Pirates of the Caribbean At World's End (2007):
***½
Directed by Gore Verbinski
I really enjoyed this movie. I thought it was a lot of fun; even
at its almost-three-hour length it never bored me. I had a great
time while I was watching it, and I left feeling satisfied. There
ya go!
I thought that this was much better than Dead Man's Chest
for one reason. At World's End has some similar things going
on it in it: the main characters are split up early in the film
and spend much of the rest of it wheeling, dealing, betraying, and
acting generally pirate-like in order to get what they want. The
problem I had with Dead Man's Chest was that the direction
of the movie seemed really muddled and fluid; I could never tell
what the movie was building towards. It seemed like every 20 minutes
or so there was a new plot that the movie was about. At World's
End has as much wheeling, dealing, and betraying as (if not
more than) Dead Man's Chest, but the movie works much better
because the whole time it seems to be building relentlessly in a
definite direction. All of the characters' actions are drawing them
headlong towards the same destination, and in the end the movie
arrives there, all the elements introduced in Dead Man's Chest
and At World's End come head-to-head and there's a huge,
dramatic, spectacular climax that is not just the climax of At
World's End, but of the entire trilogy itself. I thought it
was great.
There were a couple of twists that were too-heavily foreshadowed,
and therefore I saw them coming (including the fate of one of the
main characters), but those moments were done well enough that I
enjoyed them anyway. And there were still little moments here and
there that surprised and delighted me. Most of all, though, I think
I was impressed by the sheer audacity and scope of the movie. At
one point Johnny Depp's Captain Jack Sparrow is in a swordfight
with a man who has a squid for a face. They're fighting over a box
that has a beating heart in it. They're fighting while standing
on the yardarm of a ship, a ship that is swirling around an enormous
maelstrom in a hurricane that was created by an angry god. The ship
is swirling around in the maelstrom while another ship is also swirling
around the same maelstrom, and they're shooting cannonballs at each
other. And also people from both ships are swinging across the gaping
maw of the maelstrom to land on the opposing ship. That, ladies
and gentlemen, is balls-to-the-wall filmmaking. And bless Verbinski
for (A) having the stones to put it all out there and (B) having
the talent to actually make it enjoyable to watch. At World's
End is spectacle at its best.
My only complaints are that sometimes the movies strays too far
into the cutesy. I can see that they wanted to lighten up some of
it because they were afraid it would be too dreary of a film otherwise,
but some of their attempts came off a little jokey and kind of undercut
what was going on. They should have stuck to their guns a little
bit more. But really, these moments are few and far between. Basically
I could have done with less undead monkey.

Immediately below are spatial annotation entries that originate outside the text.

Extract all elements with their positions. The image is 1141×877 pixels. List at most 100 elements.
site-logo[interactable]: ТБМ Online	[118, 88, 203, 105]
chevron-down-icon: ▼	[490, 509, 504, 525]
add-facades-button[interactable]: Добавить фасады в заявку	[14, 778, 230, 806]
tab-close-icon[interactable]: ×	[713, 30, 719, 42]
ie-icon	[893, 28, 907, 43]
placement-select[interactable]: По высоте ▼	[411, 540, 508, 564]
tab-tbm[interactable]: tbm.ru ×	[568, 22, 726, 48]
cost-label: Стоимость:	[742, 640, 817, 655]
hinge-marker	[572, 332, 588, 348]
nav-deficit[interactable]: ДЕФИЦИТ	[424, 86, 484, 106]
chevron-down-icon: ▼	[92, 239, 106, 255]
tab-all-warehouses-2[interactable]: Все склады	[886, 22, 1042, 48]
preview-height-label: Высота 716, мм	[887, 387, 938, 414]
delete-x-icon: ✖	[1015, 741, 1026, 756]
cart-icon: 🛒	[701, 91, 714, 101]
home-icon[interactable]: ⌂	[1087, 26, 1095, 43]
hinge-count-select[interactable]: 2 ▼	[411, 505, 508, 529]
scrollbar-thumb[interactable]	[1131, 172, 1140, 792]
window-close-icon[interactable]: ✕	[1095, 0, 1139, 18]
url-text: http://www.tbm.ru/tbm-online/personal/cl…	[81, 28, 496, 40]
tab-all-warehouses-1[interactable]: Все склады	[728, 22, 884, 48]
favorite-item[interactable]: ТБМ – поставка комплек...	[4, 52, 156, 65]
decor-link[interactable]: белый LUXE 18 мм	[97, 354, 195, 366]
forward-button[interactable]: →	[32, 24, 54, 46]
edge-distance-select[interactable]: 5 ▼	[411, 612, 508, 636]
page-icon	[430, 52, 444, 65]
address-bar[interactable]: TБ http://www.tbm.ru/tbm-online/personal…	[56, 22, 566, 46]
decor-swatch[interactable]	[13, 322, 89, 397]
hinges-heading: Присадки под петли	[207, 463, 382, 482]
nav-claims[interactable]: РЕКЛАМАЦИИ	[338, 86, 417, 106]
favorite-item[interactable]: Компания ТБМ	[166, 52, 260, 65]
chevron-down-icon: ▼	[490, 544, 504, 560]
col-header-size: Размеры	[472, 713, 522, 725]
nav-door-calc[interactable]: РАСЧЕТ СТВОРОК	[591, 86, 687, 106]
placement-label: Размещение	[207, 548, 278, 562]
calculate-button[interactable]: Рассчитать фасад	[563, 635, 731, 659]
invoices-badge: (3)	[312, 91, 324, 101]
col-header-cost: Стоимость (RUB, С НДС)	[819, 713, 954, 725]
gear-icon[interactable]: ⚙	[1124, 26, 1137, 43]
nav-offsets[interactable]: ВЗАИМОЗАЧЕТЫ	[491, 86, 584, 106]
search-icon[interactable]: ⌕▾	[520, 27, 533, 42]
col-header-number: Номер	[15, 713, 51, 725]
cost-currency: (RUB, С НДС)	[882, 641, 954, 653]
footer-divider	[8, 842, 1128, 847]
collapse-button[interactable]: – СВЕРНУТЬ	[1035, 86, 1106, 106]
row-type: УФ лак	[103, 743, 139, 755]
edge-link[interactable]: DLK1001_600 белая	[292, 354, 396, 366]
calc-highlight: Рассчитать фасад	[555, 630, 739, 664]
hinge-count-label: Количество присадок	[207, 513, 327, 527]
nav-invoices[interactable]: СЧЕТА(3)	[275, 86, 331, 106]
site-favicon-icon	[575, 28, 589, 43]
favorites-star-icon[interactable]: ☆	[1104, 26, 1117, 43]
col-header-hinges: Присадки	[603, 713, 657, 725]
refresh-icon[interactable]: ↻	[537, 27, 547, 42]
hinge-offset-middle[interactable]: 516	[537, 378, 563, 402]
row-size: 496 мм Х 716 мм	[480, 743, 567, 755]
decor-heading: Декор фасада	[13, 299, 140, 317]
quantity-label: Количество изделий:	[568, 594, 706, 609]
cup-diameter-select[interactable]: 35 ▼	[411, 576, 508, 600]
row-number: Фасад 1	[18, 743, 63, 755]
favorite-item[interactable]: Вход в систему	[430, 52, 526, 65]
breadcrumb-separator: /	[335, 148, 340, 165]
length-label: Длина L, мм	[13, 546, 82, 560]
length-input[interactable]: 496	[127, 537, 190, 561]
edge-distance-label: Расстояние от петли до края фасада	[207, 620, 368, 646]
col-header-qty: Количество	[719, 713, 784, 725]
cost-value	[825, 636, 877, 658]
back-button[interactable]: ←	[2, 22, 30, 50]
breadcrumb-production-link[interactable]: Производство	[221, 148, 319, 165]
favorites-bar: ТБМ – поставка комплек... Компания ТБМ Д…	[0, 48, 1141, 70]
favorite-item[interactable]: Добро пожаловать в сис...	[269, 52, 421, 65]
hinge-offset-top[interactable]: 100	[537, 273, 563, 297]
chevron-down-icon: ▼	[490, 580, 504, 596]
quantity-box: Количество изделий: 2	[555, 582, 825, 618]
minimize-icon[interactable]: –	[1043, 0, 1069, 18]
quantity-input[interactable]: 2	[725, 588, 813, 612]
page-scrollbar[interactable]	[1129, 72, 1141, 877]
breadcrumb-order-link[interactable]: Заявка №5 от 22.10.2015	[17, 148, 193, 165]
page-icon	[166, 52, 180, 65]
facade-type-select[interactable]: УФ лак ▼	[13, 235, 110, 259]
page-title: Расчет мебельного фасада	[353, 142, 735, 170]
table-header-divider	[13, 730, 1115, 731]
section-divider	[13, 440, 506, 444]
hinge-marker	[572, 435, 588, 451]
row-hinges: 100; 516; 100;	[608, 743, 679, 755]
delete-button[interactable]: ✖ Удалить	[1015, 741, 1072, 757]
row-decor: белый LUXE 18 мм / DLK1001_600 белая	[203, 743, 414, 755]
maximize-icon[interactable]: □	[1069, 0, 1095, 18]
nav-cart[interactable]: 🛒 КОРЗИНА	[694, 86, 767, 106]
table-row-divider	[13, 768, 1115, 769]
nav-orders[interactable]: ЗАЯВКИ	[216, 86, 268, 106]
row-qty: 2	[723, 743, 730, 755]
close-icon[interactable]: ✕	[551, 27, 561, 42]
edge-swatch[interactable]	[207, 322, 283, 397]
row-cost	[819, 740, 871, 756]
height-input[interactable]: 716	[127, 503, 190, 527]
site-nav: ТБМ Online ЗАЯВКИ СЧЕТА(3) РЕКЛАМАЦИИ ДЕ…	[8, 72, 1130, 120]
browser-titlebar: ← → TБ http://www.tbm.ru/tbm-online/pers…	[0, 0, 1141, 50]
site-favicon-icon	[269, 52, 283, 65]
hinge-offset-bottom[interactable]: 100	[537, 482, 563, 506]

One thing I find fascinating about the Pirates trilogy is how each
subsequent movie moves further and further into the realm of fantasy.
Curse of the Black Pearl is easily the most "realistic."
What I mean by "realistic" is that even though it didn't
actually happen, the supernatural elements are done in such a way
that only a couple of dozen people are ever privy to them, and one
could assume that they could all keep it secret. It is possible
to suspend your knowledge of history enough to think, "Y'know,
this might have happened and nobody talked about it, it just didn't
get written down anywhere, so that's why we don't know about it.
It could have happened in the real world."
But by the end of At World's End we have massive armadas
facing off against each other with supernatural creatures interacting
openly with hundreds of people, giant cephalopod corpses washing
up on beaches, governers getting assassinated, and all sorts of
manner of things that we can look in the history books of the Caribbean
and say, "Now, I know that this stuff never happened! There's
no way this could have happened in the real world!"